European Journal of Public Health | Volume 29 | Issue 6 | December 2019
Authors: Mikko Laaksonen, Juha Rantala, Jyri Liukko, Anu Polvinen, Jarno Varis, Meeri Kesälä, Susan Kuivalainen


We examined whether the risk for disability retirement varies between companies over and above the individual-level characteristics of their employees and which company-level characteristics are associated with the risk for any, full or partial disability retirement.

A 30% random sample of Finnish private sector companies with at least 10 employees was used (5567 companies and 301 313 employees). The risk for disability retirement over 6 years was analyzed using multilevel logistic regression. Company size and industry, as well as gender, age, education and social class measured both at the individual- and the company-level were used as explanatory variables.

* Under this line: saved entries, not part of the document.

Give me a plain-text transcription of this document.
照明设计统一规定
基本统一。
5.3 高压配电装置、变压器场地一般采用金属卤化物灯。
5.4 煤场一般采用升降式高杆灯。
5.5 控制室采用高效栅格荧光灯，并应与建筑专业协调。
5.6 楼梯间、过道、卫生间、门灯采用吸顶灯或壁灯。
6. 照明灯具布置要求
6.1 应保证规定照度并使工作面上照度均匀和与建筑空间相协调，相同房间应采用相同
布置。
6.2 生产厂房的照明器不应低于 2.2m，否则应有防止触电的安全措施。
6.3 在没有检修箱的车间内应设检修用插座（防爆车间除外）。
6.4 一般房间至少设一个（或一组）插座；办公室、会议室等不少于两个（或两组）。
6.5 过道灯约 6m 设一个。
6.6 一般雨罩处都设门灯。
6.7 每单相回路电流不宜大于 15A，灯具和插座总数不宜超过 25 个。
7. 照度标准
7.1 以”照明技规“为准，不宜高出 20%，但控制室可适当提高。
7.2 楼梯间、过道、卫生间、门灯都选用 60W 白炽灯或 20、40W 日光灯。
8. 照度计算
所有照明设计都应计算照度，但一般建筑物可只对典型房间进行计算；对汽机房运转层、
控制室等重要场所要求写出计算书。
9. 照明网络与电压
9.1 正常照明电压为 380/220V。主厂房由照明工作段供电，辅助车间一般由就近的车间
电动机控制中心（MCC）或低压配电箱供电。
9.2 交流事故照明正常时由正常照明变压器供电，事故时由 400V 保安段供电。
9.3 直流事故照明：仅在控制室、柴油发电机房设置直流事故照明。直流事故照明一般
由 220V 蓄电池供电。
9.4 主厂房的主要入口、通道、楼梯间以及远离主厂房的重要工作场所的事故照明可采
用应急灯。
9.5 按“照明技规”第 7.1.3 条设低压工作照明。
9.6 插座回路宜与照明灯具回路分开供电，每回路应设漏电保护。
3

3.8% of the variance in the risk for disability retirement was attributed to the company level after controlling for individual-level characteristics of the employees. Company-level variance was much larger in partial (11.7%) than in full (4.2%) disability retirement. After controlling for all individual- and company-level characteristics, those working in health and social work activities had increased risk for both full and partial disability retirement. The risk for full disability retirement increased by decreasing educational level of the company. The risk for partial disability retirement increased by increasing company size and was elevated in companies with the highest proportion of women.

After controlling for the individual-level characteristics, variation in the risk for disability retirement between companies was modest. The more substantial variation in partial disability pension suggests that companies have a marked role in advancing working with partial disabilities.